Luxusmarken können im Web glänzen Digitale Kontaktpunkte gewinnen auch für die Hersteller von Luxusmarken an Relevanz. Es gilt, die passenden Kanäle zu ermitteln, relevanten Content zu liefern und die Identität der Marke sinnvoll in die digitale Welt zu übertragen. LUXUSMARKEN SETZEN TRADITIONELL auf die exklusive Verteilung ihrer Produkte. Es stellt sich die Frage, inwieweit sich diese Exklusivität mit der Überallverfügbarkeit der digitalen Medien vereinen lässt. Kann Luxus digital sein?

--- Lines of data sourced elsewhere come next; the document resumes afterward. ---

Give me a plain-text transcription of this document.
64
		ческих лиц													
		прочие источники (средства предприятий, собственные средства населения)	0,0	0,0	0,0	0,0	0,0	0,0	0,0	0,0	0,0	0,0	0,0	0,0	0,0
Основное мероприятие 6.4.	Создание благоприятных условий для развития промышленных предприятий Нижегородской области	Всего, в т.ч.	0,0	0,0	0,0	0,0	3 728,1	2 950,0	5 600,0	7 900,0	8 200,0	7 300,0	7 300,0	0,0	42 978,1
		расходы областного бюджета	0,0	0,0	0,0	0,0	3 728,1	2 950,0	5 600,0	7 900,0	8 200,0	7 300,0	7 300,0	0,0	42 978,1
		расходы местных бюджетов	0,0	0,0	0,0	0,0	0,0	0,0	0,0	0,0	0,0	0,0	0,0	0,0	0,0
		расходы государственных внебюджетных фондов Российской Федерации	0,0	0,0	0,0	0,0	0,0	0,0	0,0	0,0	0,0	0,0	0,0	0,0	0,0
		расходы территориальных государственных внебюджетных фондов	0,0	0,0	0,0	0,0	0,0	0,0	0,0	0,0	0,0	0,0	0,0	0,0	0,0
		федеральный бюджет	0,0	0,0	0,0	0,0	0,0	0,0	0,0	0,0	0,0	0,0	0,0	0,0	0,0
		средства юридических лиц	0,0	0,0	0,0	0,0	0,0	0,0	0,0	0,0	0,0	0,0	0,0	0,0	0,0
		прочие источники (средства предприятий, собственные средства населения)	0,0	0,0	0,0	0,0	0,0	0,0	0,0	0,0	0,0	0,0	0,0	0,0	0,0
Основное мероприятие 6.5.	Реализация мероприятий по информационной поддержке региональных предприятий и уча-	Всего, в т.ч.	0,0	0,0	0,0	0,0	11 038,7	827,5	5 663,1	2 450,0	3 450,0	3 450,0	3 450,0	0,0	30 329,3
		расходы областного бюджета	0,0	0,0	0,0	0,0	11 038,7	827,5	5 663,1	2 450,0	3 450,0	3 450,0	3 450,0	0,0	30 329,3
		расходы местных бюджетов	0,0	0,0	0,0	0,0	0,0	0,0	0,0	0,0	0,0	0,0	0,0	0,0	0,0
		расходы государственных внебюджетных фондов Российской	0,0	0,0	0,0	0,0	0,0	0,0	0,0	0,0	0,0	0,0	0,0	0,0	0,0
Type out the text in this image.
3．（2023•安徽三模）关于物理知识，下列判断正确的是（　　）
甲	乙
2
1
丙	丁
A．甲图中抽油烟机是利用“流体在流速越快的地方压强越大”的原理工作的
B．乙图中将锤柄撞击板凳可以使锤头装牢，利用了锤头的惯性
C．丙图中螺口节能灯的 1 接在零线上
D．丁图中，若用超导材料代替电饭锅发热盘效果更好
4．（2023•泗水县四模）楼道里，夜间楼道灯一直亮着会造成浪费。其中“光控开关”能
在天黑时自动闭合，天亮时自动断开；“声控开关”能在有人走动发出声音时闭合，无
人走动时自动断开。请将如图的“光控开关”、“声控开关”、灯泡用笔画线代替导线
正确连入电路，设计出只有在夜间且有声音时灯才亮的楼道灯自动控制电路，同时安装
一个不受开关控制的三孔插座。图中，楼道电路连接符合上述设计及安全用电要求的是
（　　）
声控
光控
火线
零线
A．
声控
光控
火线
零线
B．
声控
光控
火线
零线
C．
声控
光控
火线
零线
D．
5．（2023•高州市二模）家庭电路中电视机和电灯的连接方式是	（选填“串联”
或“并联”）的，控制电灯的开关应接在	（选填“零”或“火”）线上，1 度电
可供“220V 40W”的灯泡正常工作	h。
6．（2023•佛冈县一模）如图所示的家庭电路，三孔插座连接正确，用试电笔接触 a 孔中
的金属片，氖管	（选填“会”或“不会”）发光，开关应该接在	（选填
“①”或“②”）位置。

Und für den Fall, dass diese Frage mit Ja beantwortet wird: Welche Kanäle machen den meisten Sinn? Wo lassen sich die besten Effekte erzielen?

Maßgebliche Parameter für digitale Kontaktpunkte Schnelllebigkeit: Was heute in ist, ist morgen schon wieder out. So wird gerade unter den Werbungtreibenden diskutiert, dass Youtube interessanter ist als Facebook. Auch die Erwartungshaltung gegenüber Antwortzeiten hat sich stark verändert. Durfte man sich früher für die Beantwortung eines Kundenbriefs schon einmal einige Tage Zeit lassen, sollte man heutzutage einen Eintrag eines Kunden in einem sozialen Medium sehr viel schneller beantworten. Hier wird eher in Stunden oder gar Minuten gerechnet. Neuinterpretation Erfolgsmessung: Das Thema Return on Investment (ROI) muss neu gedacht werden. Es zählt nicht mehr nur das klassische 'money in and more money out', das in der Regel durch eine einseitige Sender-Kommunikation begleitet wurde. Was zählt, ist das Interaktionsangebot. Man bietet die Möglichkeiten dazu und bekommt Interaktion zurück. Das führt zu einer Steigerung des Vertrauens, der Loyalität und letztendlich zur Bildung von Markenbotschaftern. Solchen Menschen, die in interaktivem Kontakt mit einer Marke stehen und sie aufgrund ihrer eigenen, positiven Erfahrungen ihrer Community weiterempfehlen. Diese Markenbotschafter sind im besten Falle sogar bereit, die Marke in einer Diskussion zu verteidigen. Moments of truth: Kunden informieren sich über Produkte oft zunächst online. Dazu dient nicht mehr nur der klassische PC, sondern auch das Smartphone und/ oder das Tablet. Erst nach der Informationssuche im Web besucht der vorinformierte Konsument Stores und erlebt die Produkte live. So passiert es heute beispiels-

weise in Autohäusern. Es geht den Besuchern nicht mehr um technische Daten oder weitere Informationen zu den Autos, sondern schlicht und ergreifend um das reale Produkterlebnis – reinsetzen, riechen, anfassen – und um das klassische Ausprobieren. Kontrollverlust: In digitalen Medien wird nicht mehr nur einseitig die schöne, heile (Werbe-) Welt kommuniziert, sondern die Konsumenten melden sich zu Wort. Sie sprechen über die Marke, zeigen Fotos oder Videos und geben positive Empfehlungen ab – manchmal aber auch genau das Gegenteil. Das, was in den verschiedenen Kanälen gesagt wird, hat man als Markenverantwortlicher nicht im Griff, man kann es nicht steuern.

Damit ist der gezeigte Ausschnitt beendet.